How to record vocals if you don’t have a vocal booth


The ability to record vocals was one of my greatest dreams as a producer. Because I didn’t want to be guy lock away in a room, making beats on his computer without seeing the light of day or interacting with anyone. I wanted to make full songs with artist and I wanted to have a space  I could call my own.

So the most logical step was to build a vocal booth and record artist. But there was one problem, I didn’t have the space to build the booth. Also, I don’t have a dedicated room to build a recording studio. So all the fancy videos of people showcasing their own space with panels on the wall and dedicated voice room just seem out of reach for me.

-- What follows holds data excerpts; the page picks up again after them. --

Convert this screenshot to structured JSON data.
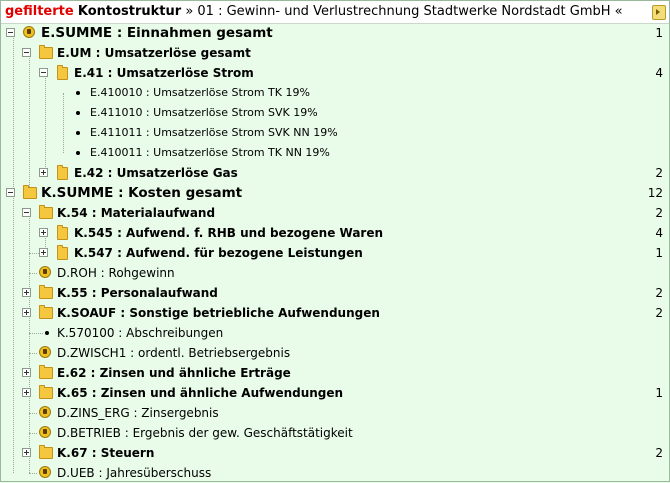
{
  "header": {
    "filter_label": "gefilterte",
    "title": "Kontostruktur",
    "path": "» 01 : Gewinn- und Verlustrechnung Stadtwerke Nordstadt GmbH «"
  },
  "rows": [
    {
      "label": "E.SUMME : Einnahmen gesamt",
      "count": "1"
    },
    {
      "label": "E.UM : Umsatzerlöse  gesamt",
      "count": ""
    },
    {
      "label": "E.41 : Umsatzerlöse Strom",
      "count": "4"
    },
    {
      "label": "E.410010 : Umsatzerlöse Strom TK 19%",
      "count": ""
    },
    {
      "label": "E.411010 : Umsatzerlöse Strom SVK 19%",
      "count": ""
    },
    {
      "label": "E.411011 : Umsatzerlöse Strom SVK NN 19%",
      "count": ""
    },
    {
      "label": "E.410011 : Umsatzerlöse Strom TK NN 19%",
      "count": ""
    },
    {
      "label": "E.42 : Umsatzerlöse Gas",
      "count": "2"
    },
    {
      "label": "K.SUMME : Kosten gesamt",
      "count": "12"
    },
    {
      "label": "K.54 : Materialaufwand",
      "count": "2"
    },
    {
      "label": "K.545 : Aufwend. f. RHB und bezogene Waren",
      "count": "4"
    },
    {
      "label": "K.547 : Aufwend. für bezogene Leistungen",
      "count": "1"
    },
    {
      "label": "D.ROH : Rohgewinn",
      "count": ""
    },
    {
      "label": "K.55 : Personalaufwand",
      "count": "2"
    },
    {
      "label": "K.SOAUF : Sonstige  betriebliche  Aufwendungen",
      "count": "2"
    },
    {
      "label": "K.570100 : Abschreibungen",
      "count": ""
    },
    {
      "label": "D.ZWISCH1 : ordentl. Betriebsergebnis",
      "count": ""
    },
    {
      "label": "E.62 : Zinsen und ähnliche Erträge",
      "count": ""
    },
    {
      "label": "K.65 : Zinsen und ähnliche Aufwendungen",
      "count": "1"
    },
    {
      "label": "D.ZINS_ERG : Zinsergebnis",
      "count": ""
    },
    {
      "label": "D.BETRIEB : Ergebnis der gew. Geschäftstätigkeit",
      "count": ""
    },
    {
      "label": "K.67 : Steuern",
      "count": "2"
    },
    {
      "label": "D.UEB : Jahresüberschuss",
      "count": ""
    }
  ]
}
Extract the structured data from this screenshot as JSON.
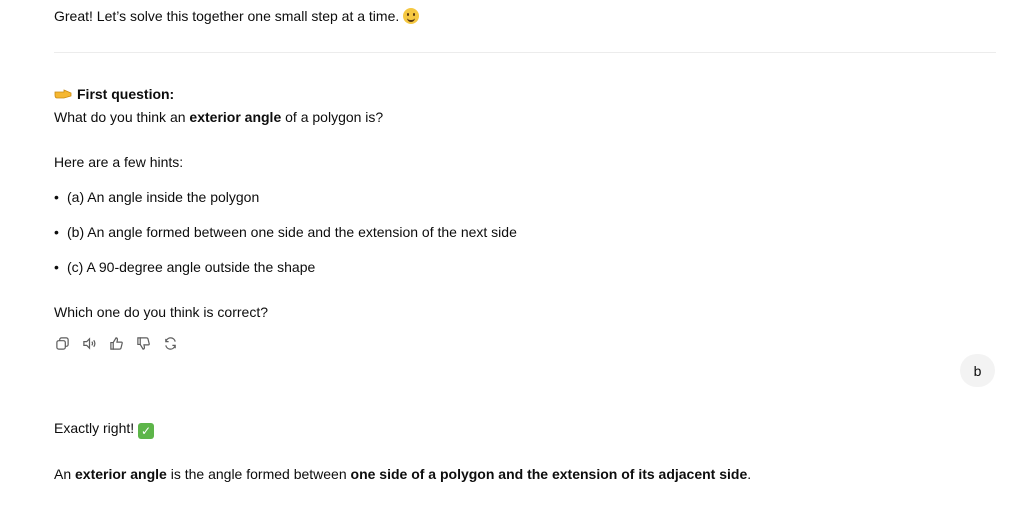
{
  "assistant_1": {
    "intro": "Great! Let’s solve this together one small step at a time.",
    "intro_emoji_icon": "smiling-face-icon",
    "question_heading": "First question:",
    "question_pointer_icon": "pointing-hand-icon",
    "question_pre": "What do you think an ",
    "question_bold": "exterior angle",
    "question_post": " of a polygon is?",
    "hints_label": "Here are a few hints:",
    "hints": [
      "(a) An angle inside the polygon",
      "(b) An angle formed between one side and the extension of the next side",
      "(c) A 90-degree angle outside the shape"
    ],
    "closing_question": "Which one do you think is correct?",
    "actions": [
      "copy-icon",
      "read-aloud-icon",
      "thumbs-up-icon",
      "thumbs-down-icon",
      "regenerate-icon"
    ]
  },
  "user_message": {
    "text": "b"
  },
  "assistant_2": {
    "verdict": "Exactly right!",
    "verdict_icon": "check-mark-icon",
    "def_pre": "An ",
    "def_bold1": "exterior angle",
    "def_mid": " is the angle formed between ",
    "def_bold2": "one side of a polygon and the extension of its adjacent side",
    "def_post": "."
  }
}
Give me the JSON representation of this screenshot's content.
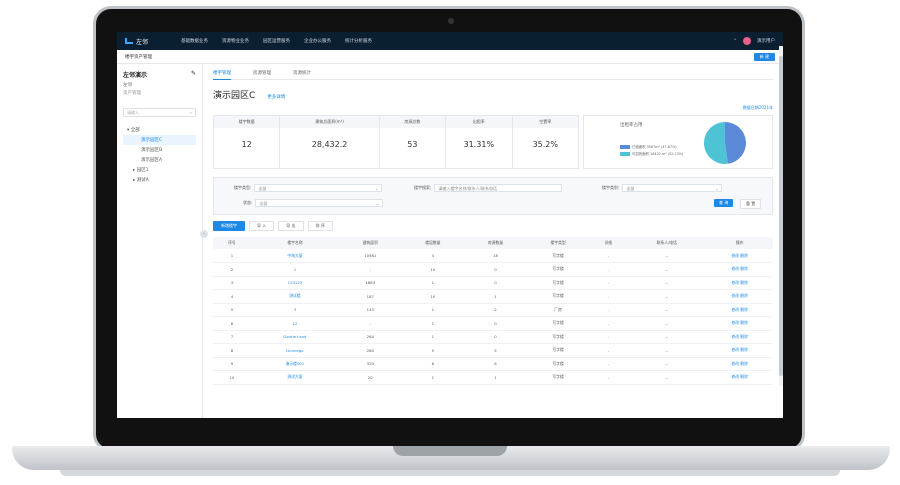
{
  "nav": {
    "logo": "左邻",
    "items": [
      "基础数据业务",
      "资源物业业务",
      "园区运营服务",
      "企业办公服务",
      "统计分析服务"
    ],
    "user": "演示用户"
  },
  "subheader": {
    "title": "楼宇资产管理",
    "action": "新 建"
  },
  "sidebar": {
    "title": "左邻演示",
    "subtitle": "左邻",
    "subtitle2": "资产管理",
    "search_placeholder": "请输入",
    "tree": {
      "root": "全部",
      "children": [
        "演示园区C",
        "演示园区B",
        "演示园区A"
      ],
      "groups": [
        "园区1",
        "测试A"
      ]
    }
  },
  "main": {
    "tabs": [
      "楼宇管理",
      "房源管理",
      "资源统计"
    ],
    "park_title": "演示园区C",
    "more_link": "更多详情",
    "stat_date": "数据日期2021年",
    "stats": [
      {
        "label": "楼宇数量",
        "value": "12"
      },
      {
        "label": "建筑总面积(m²)",
        "value": "28,432.2"
      },
      {
        "label": "房源总数",
        "value": "53"
      },
      {
        "label": "出租率",
        "value": "31.31%"
      },
      {
        "label": "空置率",
        "value": "35.2%"
      }
    ],
    "rate_card": {
      "title": "出租率占用",
      "legend": [
        {
          "label": "已租面积 3587m² (47.87%)",
          "color": "#5b8bd8"
        },
        {
          "label": "可招商面积 18432 m² (52.13%)",
          "color": "#4fc3d6"
        }
      ]
    },
    "filters": {
      "building_type_label": "楼宇类型:",
      "building_type_value": "全部",
      "keyword_label": "楼宇搜索:",
      "keyword_placeholder": "请输入楼宇名称/联系人/联系电话",
      "category_label": "楼宇类别:",
      "category_value": "全部",
      "status_label": "状态:",
      "status_value": "全部",
      "query": "查 询",
      "reset": "重 置"
    },
    "actions": [
      "新增楼宇",
      "导 入",
      "导 出",
      "排 序"
    ],
    "table": {
      "headers": [
        "序号",
        "楼宇名称",
        "建筑面积",
        "楼层数量",
        "房源数量",
        "楼宇类型",
        "详细",
        "联系人/电话",
        "操作"
      ],
      "rows": [
        [
          "1",
          "中海大厦",
          "10561",
          "4",
          "18",
          "写字楼",
          "-",
          "--",
          "修改 删除"
        ],
        [
          "2",
          "1",
          "-",
          "10",
          "0",
          "写字楼",
          "-",
          "--",
          "修改 删除"
        ],
        [
          "3",
          "123123",
          "1883",
          "1",
          "0",
          "写字楼",
          "-",
          "--",
          "修改 删除"
        ],
        [
          "4",
          "测试楼",
          "187",
          "10",
          "1",
          "写字楼",
          "-",
          "--",
          "修改 删除"
        ],
        [
          "5",
          "3",
          "143",
          "1",
          "2",
          "厂房",
          "-",
          "--",
          "修改 删除"
        ],
        [
          "6",
          "12",
          "-",
          "1",
          "0",
          "写字楼",
          "-",
          "--",
          "修改 删除"
        ],
        [
          "7",
          "Gentle Land",
          "264",
          "1",
          "0",
          "写字楼",
          "-",
          "--",
          "修改 删除"
        ],
        [
          "8",
          "Dunnegu",
          "280",
          "5",
          "5",
          "写字楼",
          "-",
          "--",
          "修改 删除"
        ],
        [
          "9",
          "演示楼001",
          "320",
          "6",
          "6",
          "写字楼",
          "-",
          "--",
          "修改 删除"
        ],
        [
          "10",
          "测试大厦",
          "20",
          "1",
          "1",
          "写字楼",
          "-",
          "--",
          "修改 删除"
        ]
      ]
    }
  },
  "chart_data": {
    "type": "pie",
    "title": "出租率占用",
    "categories": [
      "已租面积",
      "可招商面积"
    ],
    "values": [
      47.87,
      52.13
    ],
    "colors": [
      "#5b8bd8",
      "#4fc3d6"
    ]
  }
}
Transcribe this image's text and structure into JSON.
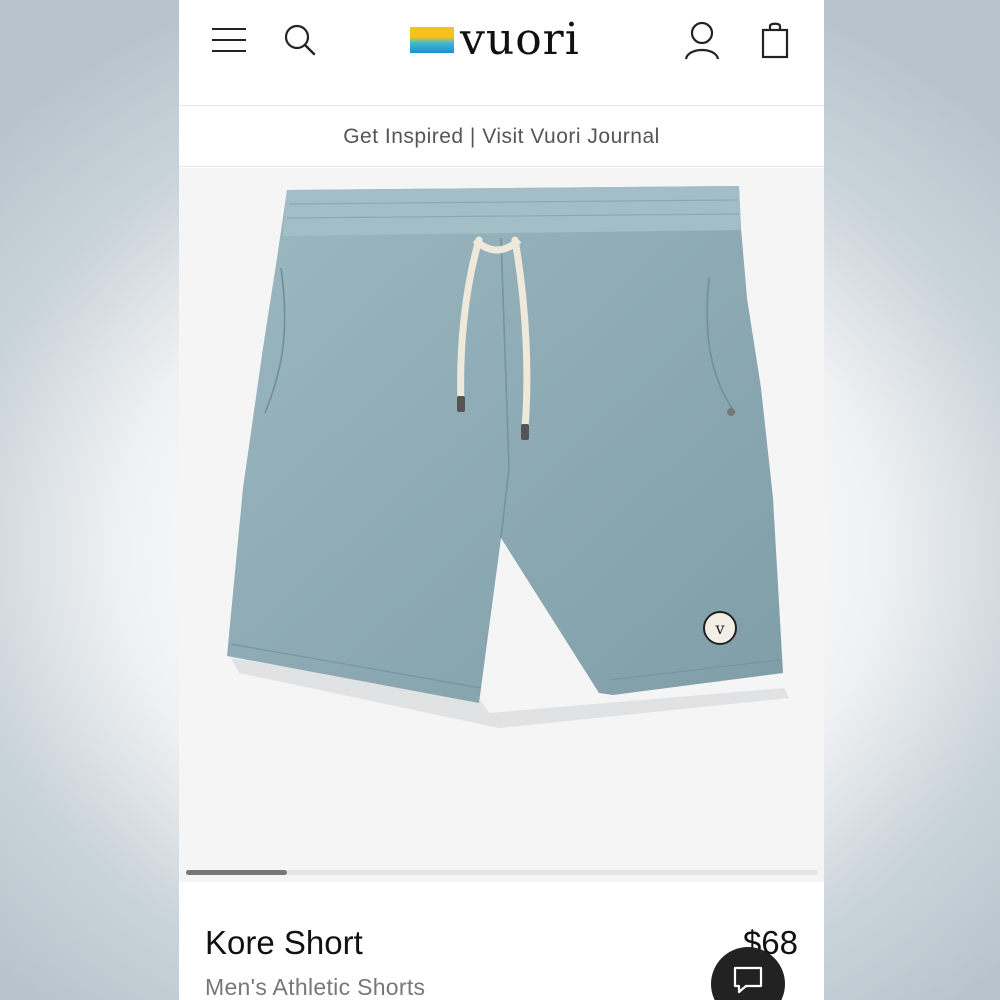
{
  "header": {
    "menu_icon": "hamburger-menu-icon",
    "search_icon": "search-icon",
    "logo_text": "vuori",
    "account_icon": "user-icon",
    "cart_icon": "shopping-bag-icon"
  },
  "promo_banner": {
    "text": "Get Inspired | Visit Vuori Journal"
  },
  "gallery": {
    "image_alt": "Kore Short",
    "progress": 0.16,
    "product_color": "#8fadb6"
  },
  "product": {
    "name": "Kore Short",
    "price": "$68",
    "category": "Men's Athletic Shorts"
  },
  "chat": {
    "icon": "chat-bubble-icon"
  },
  "colors": {
    "brand_yellow": "#f6c21a",
    "brand_blue": "#1c8fd0",
    "text_primary": "#111111",
    "text_secondary": "#777777"
  }
}
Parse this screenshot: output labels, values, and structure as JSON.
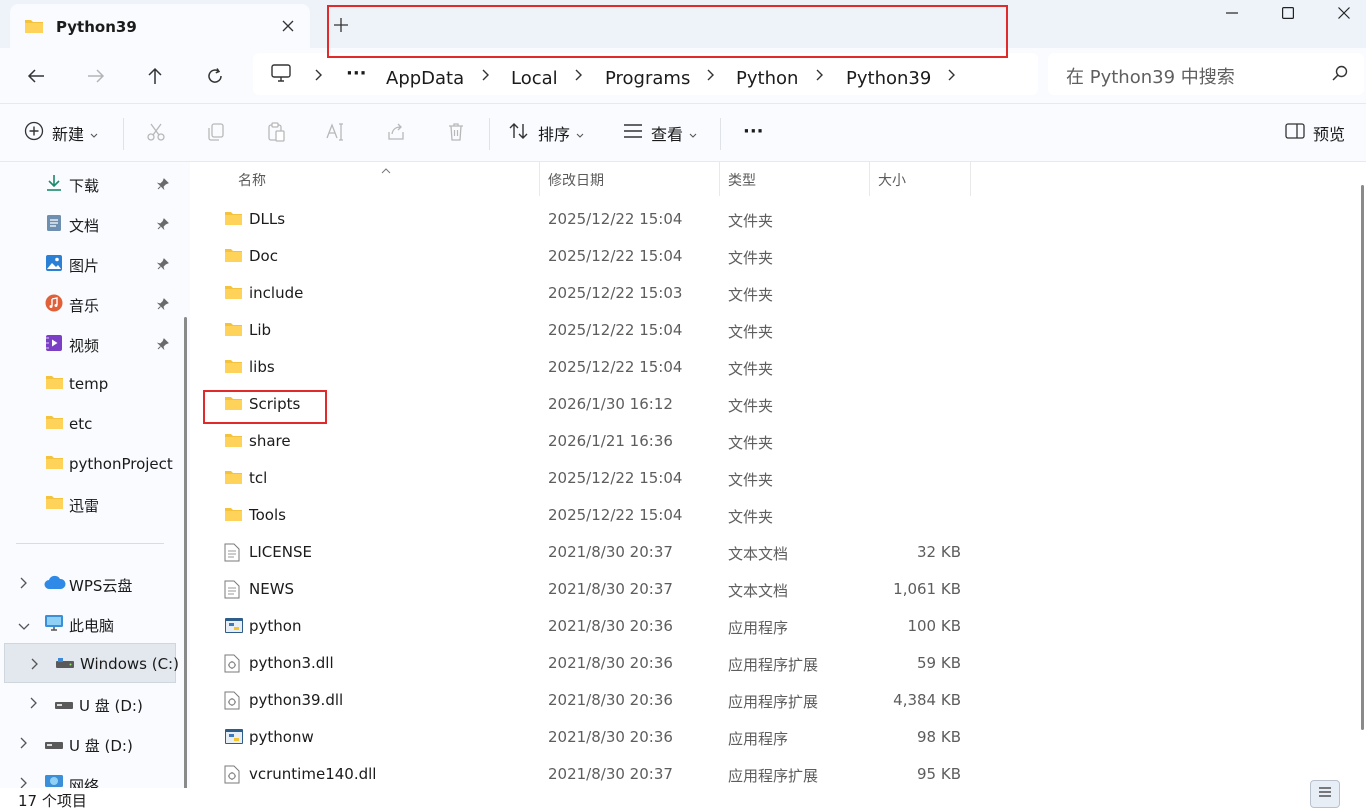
{
  "window": {
    "tab_title": "Python39",
    "tab_close_icon": "close-icon",
    "new_tab_icon": "plus-icon"
  },
  "nav": {
    "back": "arrow-left-icon",
    "forward": "arrow-right-icon",
    "up": "arrow-up-icon",
    "refresh": "refresh-icon",
    "ellipsis": "···",
    "breadcrumbs": [
      "AppData",
      "Local",
      "Programs",
      "Python",
      "Python39"
    ],
    "search_placeholder": "在 Python39 中搜索"
  },
  "commands": {
    "new_label": "新建",
    "sort_label": "排序",
    "view_label": "查看",
    "more_label": "···",
    "preview_label": "预览"
  },
  "sidebar": {
    "quick_access": [
      {
        "label": "下载",
        "icon": "download-icon",
        "pinned": true
      },
      {
        "label": "文档",
        "icon": "document-icon",
        "pinned": true
      },
      {
        "label": "图片",
        "icon": "picture-icon",
        "pinned": true
      },
      {
        "label": "音乐",
        "icon": "music-icon",
        "pinned": true
      },
      {
        "label": "视频",
        "icon": "video-icon",
        "pinned": true
      },
      {
        "label": "temp",
        "icon": "folder-icon",
        "pinned": false
      },
      {
        "label": "etc",
        "icon": "folder-icon",
        "pinned": false
      },
      {
        "label": "pythonProject",
        "icon": "folder-icon",
        "pinned": false
      },
      {
        "label": "迅雷",
        "icon": "folder-icon",
        "pinned": false
      }
    ],
    "wps": "WPS云盘",
    "this_pc": "此电脑",
    "windows_drive": "Windows (C:)",
    "usb_drive_1": "U 盘 (D:)",
    "usb_drive_2": "U 盘 (D:)",
    "network": "网络"
  },
  "list": {
    "headers": {
      "name": "名称",
      "date": "修改日期",
      "type": "类型",
      "size": "大小"
    },
    "rows": [
      {
        "name": "DLLs",
        "date": "2025/12/22 15:04",
        "type": "文件夹",
        "size": "",
        "icon": "folder-icon"
      },
      {
        "name": "Doc",
        "date": "2025/12/22 15:04",
        "type": "文件夹",
        "size": "",
        "icon": "folder-icon"
      },
      {
        "name": "include",
        "date": "2025/12/22 15:03",
        "type": "文件夹",
        "size": "",
        "icon": "folder-icon"
      },
      {
        "name": "Lib",
        "date": "2025/12/22 15:04",
        "type": "文件夹",
        "size": "",
        "icon": "folder-icon"
      },
      {
        "name": "libs",
        "date": "2025/12/22 15:04",
        "type": "文件夹",
        "size": "",
        "icon": "folder-icon"
      },
      {
        "name": "Scripts",
        "date": "2026/1/30 16:12",
        "type": "文件夹",
        "size": "",
        "icon": "folder-icon"
      },
      {
        "name": "share",
        "date": "2026/1/21 16:36",
        "type": "文件夹",
        "size": "",
        "icon": "folder-icon"
      },
      {
        "name": "tcl",
        "date": "2025/12/22 15:04",
        "type": "文件夹",
        "size": "",
        "icon": "folder-icon"
      },
      {
        "name": "Tools",
        "date": "2025/12/22 15:04",
        "type": "文件夹",
        "size": "",
        "icon": "folder-icon"
      },
      {
        "name": "LICENSE",
        "date": "2021/8/30 20:37",
        "type": "文本文档",
        "size": "32 KB",
        "icon": "text-file-icon"
      },
      {
        "name": "NEWS",
        "date": "2021/8/30 20:37",
        "type": "文本文档",
        "size": "1,061 KB",
        "icon": "text-file-icon"
      },
      {
        "name": "python",
        "date": "2021/8/30 20:36",
        "type": "应用程序",
        "size": "100 KB",
        "icon": "python-app-icon"
      },
      {
        "name": "python3.dll",
        "date": "2021/8/30 20:36",
        "type": "应用程序扩展",
        "size": "59 KB",
        "icon": "dll-file-icon"
      },
      {
        "name": "python39.dll",
        "date": "2021/8/30 20:36",
        "type": "应用程序扩展",
        "size": "4,384 KB",
        "icon": "dll-file-icon"
      },
      {
        "name": "pythonw",
        "date": "2021/8/30 20:36",
        "type": "应用程序",
        "size": "98 KB",
        "icon": "python-app-icon"
      },
      {
        "name": "vcruntime140.dll",
        "date": "2021/8/30 20:37",
        "type": "应用程序扩展",
        "size": "95 KB",
        "icon": "dll-file-icon"
      }
    ]
  },
  "status": {
    "count": "17 个项目"
  },
  "colors": {
    "folder": "#f5c33b",
    "highlight": "#e12b2b",
    "accent": "#005fb8"
  }
}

At that time I was still living in my parent’s house. I had limited space in my bedroom but I had a closet I could use, so I started researching on ways I could achieve my dream of recording vocals.

While researching solutions one of the main themes that pop up is an acoustic treatment for the room that will be used to record vocals. The larger the room the better was the recommendations by most persons on forums such as gearslutz and among others.

For vocal recording to be effective the room has to be treated to reduce the amount of reverberation inside the room. So when you record the song, the vocals sound as dry as possible. The most recommended solution is that have a duvet or a thick rug behind the singer. This will allow for the audio bouncing off the walls to be absorbed. So these and other solutions were taken into consideration in my pursuit in 2010.

In order for you as a producer or singer/songwriter to record vocals, there are solutions available to you. From the DIY to the super expensive. All of which are geared at solving the acoustics issue when recording vocals in a small bedroom. Here are some ideas.

Closet with lots of clothes

This solution is free because once you have a closet with lots of stuff in it you can use it to record vocals. When I started recording, I used my closet to produce 3 – 4 compilations and lots of singles. When I released the tracks no one could tell that I used my closet.

To try this out, place your mic stand inside your closet with your condenser microphone. Ensure that behind and in front the singer that you have enough of your shirts and other garments that will be used to absorb the sound going into the microphone.

Sound Reflection filter

A recent option is the sound reflection filter. A lot of companies have their own variation which makes perfect sense. The device wraps around the microphone, it has acoustic foam secured inside a plastic which is secured unto the mic stand. The idea is when the singer sings, the sound going into the mic is absorbed and sound coming from the side and the back of the microphone is reflected away thus creating a dry vocal recording.

Gobo or portable partition

The last solution I want to share is the GOBO or portable partition. This is basically a moving acoustic panel. Recording studios use these panels to create a drum shield or to block band members from each other to do recordings.

You can build your own or buy one if you so choose. This involves creating a partition, placing acoustic panels on the partition and when you are ready to record you can pull it out set it up live a V, record your song and then pack it up when your done.

These 3 solutions are ideal to start with if you don’t want to build a full blown vocal booth. Hope these ideas help you in your recording pursuits.